12 janeiro 2008

"História de Moçambique? Mas isso existe?" (2) (fim)



Hoje, ex-alunos meus do ex-Liceu pero de Anaia (actual escola Secundária Samora Machel) na Beira, vão almoçar juntos, algures, neste planeta, vindos de vários pontos. Prometi que recordaria algumas coisas desse tempo. E eis-me a fazê-lo.

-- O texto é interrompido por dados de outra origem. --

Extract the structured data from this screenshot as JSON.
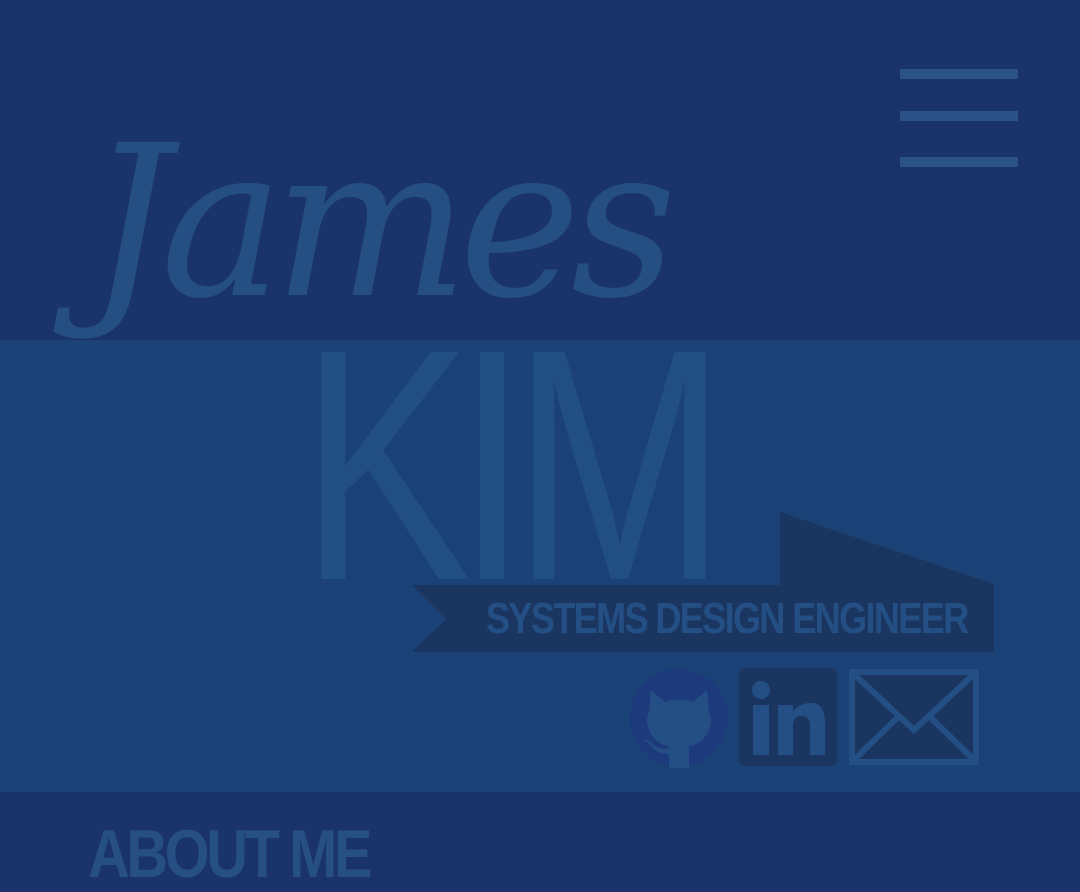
{
  "hero": {
    "first_name": "James",
    "last_name": "KIM",
    "role": "SYSTEMS DESIGN ENGINEER"
  },
  "nav": {
    "menu_icon": "hamburger-menu-icon"
  },
  "social": [
    {
      "name": "GitHub",
      "icon": "github-icon"
    },
    {
      "name": "LinkedIn",
      "icon": "linkedin-icon",
      "glyph": "in"
    },
    {
      "name": "Email",
      "icon": "envelope-icon"
    }
  ],
  "sections": {
    "about_heading": "ABOUT ME"
  },
  "colors": {
    "background": "#1a3469",
    "hero_band": "#1b4277",
    "text_muted": "#244f85",
    "banner": "#1a3660",
    "github_circle": "#1d3a7c"
  }
}
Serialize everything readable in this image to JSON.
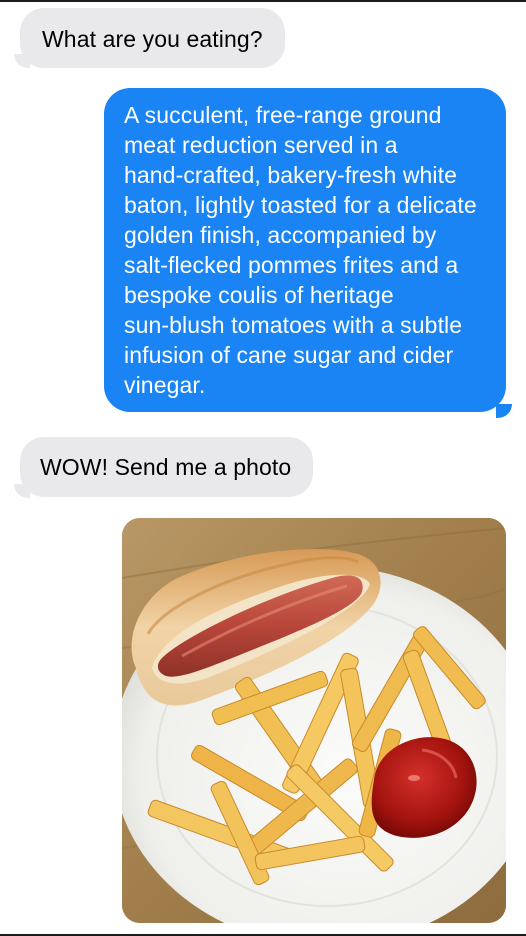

Em 1975 comecei a subverter os programas de História dos antigos 5.º e 2.º anos, especialmente o do 5.º ano. Em cinco turmas comecei a leccionar História de África e de Moçambique, comecei a falar da pré-história (aqui contei muito com a ajuda do arqueólogo Octávio Roza de Oliveira), depois da história, incidi nos antigos Estados da África Ocidental (Gana, Mali, Songay), na África Austral fiz do Estado de Mwenemutapa o centro das atenções. E como pude eu fazer isso, com que bases? Explico. As Irmãs Paulinas tinham uma livraria pequena, ali junto às instalações da antiga tipografia do jornal "Diário de Moçambique" (mais tarde "Notícias da Beira" e hoje de novo com o nome original). As irmãs começaram a receber montes de livros sobre os mais variados aspectos de África, regra geral em francês, especialmente das editoras Présence Africaine e da Harmattan. Eu comprava tudo o que chegava. E lia vorazmente. Essa, a base das aulas.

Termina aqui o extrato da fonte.